Of 331 subjects, mean age was 58 (SD 17) years and 206 (62.2%) subjects were male. Ventricular fibrillation or tachycardia (VF/VT) was the initial rhythm for 93 (28.1%) subjects. Among subjects with malignant cEEG, survival to hospital discharge rate was 0% for FOUR_B 0-1, 8.1% for FOUR_B 2 and 12.5% for FOUR_B 4, respectively. In one multivariate analysis, survival was independently associated with VF/VT, FOUR_B of 2, FOUR_B of 4, and non-malignant cEEG. In a separate model, survival was associated with VF/VT, PCAC < 4 and non-malignant cEEG. The AUCs of FOUR_B, cEEG and the combination of FOUR_B and cEEG are 0.740 (95% C.I. 0.684-0.797), 0.674 (95% C.I. 0.615-0.732) and 0.820 (95% C.I. 0.773-0.868) respectively.

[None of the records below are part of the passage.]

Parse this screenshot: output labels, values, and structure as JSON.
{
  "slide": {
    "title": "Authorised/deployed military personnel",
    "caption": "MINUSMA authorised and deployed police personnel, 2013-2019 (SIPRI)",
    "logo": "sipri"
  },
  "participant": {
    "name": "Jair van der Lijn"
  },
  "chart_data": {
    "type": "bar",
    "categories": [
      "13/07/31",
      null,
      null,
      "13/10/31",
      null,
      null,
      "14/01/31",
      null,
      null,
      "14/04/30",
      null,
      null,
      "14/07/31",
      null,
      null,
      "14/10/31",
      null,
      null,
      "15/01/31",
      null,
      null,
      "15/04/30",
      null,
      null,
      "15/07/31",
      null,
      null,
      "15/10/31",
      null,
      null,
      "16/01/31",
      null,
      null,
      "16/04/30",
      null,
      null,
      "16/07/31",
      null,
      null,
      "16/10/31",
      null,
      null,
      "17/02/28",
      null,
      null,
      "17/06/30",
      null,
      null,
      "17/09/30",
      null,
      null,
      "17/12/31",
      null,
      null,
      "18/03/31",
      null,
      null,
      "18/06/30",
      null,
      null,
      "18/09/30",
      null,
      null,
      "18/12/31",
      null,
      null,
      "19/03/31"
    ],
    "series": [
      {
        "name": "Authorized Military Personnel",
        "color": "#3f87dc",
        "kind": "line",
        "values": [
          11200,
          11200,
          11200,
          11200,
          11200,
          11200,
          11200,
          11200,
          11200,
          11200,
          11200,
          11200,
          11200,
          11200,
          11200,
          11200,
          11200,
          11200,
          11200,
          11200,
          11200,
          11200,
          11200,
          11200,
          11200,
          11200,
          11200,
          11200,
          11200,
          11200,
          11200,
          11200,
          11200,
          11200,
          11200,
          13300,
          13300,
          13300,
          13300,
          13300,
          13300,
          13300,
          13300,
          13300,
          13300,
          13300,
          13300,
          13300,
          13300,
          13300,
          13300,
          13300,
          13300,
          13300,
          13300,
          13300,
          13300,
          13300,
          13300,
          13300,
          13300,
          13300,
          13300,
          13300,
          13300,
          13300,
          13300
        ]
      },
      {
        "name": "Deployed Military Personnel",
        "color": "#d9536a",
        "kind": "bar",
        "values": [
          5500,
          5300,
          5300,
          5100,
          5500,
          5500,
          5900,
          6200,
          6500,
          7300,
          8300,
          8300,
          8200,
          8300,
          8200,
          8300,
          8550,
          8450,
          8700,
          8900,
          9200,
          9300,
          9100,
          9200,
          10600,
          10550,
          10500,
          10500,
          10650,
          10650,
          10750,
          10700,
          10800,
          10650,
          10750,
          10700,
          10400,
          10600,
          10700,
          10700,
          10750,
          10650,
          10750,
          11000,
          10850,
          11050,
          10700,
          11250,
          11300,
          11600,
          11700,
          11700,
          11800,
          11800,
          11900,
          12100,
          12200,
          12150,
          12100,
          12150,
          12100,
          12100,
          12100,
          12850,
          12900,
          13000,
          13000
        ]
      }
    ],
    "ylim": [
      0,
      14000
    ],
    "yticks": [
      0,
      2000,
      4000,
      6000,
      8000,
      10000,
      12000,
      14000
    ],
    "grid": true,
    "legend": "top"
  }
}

The AUCs of PCAC, cEEG and the combination of PCAC and cEEG are 0.779 (95% C.I. 0.721-0.838), 0.672 (95% C.I. 0.612-0.7321) and 0.846 (95% C.I. 0.798-0.894) respectively.

CONCLUSION

Combining the initial neurologic examination using either FOUR_B or PCAC, with cEEG was superior to any individual test for predicting survival after cardiac arrest. We caution against using these findings to speed prognostication until they are externally validated.

摘要

背景

预测心脏骤停后的预后需要采用多模式方法。我们测试了初始神经系统检查与连续脑电图(EEG)相结合是否比单独使用任何一种检查在预测心脏骤停后的生存情况方面更具优势。

方法

回顾2010年4月至2013年6月期间接受连续EEG监测的连续患者。使用无反应性全面大纲(FOUR)评分评估初始神经系统检查,并使用序贯器官衰竭评估(SOFA)评分确定器官系统功能障碍。我们将心脏骤停后初始疾病严重程度(PCAC)分为四类:(I)清醒,(II)昏迷(不遵循指令但脑干反应完整)+轻度心肺功能障碍(SOFA心脏+呼吸评分<4),(III)昏迷+中度至重度心肺功能障碍(SOFA心脏+呼吸评分≥4),以及(IV)无脑干反射的昏迷。另一项侧重于神经损伤的分析根据初始FOUR_B评分将受试者分为三组;FOUR_B = 0 - 1、FOUR_B = 2和FOUR_B = 4。一名盲法评分者将最初48小时内的连续EEG模式分为恶性模式(非惊厥性癫痫持续状态、惊厥性癫痫持续状态、肌阵挛性癫痫持续状态和全身性周期性癫痫样放电)。主要结局是存活至出院。

结果

在331名受试者中,平均年龄为58岁(标准差17),206名(62.2%)受试者为男性。心室颤动或室性心动过速(VF/VT)是93名(28.1%)受试者的初始心律。在恶性cEEG受试者中,FOUR_B 0 - 1组的出院存活率为0%,FOUR_B 2组为8.1%,FOUR_B 4组为12.5%。在一项多变量分析中,生存与VF/VT、FOUR_B为2、FOUR_B为4以及非恶性cEEG独立相关。在另一个模型中,生存与VF/VT、PCAC<4和非恶性cEEG相关。FOUR_B、cEEG以及FOUR_B与cEEG组合的曲线下面积(AUC)分别为0.740(95%置信区间0.684 - 0.797)、0.674(95%置信区间0.615 - 0.732)和0.820(95%置信区间0.773 - 0.868)。PCAC、cEEG以及PCAC与cEEG组合的AUC分别为0.779(95%置信区间0.721 - 0.838)、0.672(95%置信区间0.612 - 0.7321)和0.846(95%置信区间0.798 - 0.894)。

结论

将使用FOUR_B或PCAC进行的初始神经系统检查与cEEG相结合,在预测心脏骤停后的生存情况方面优于任何单独的检查。在这些发现得到外部验证之前,我们提醒不要使用这些结果来加速预后判断。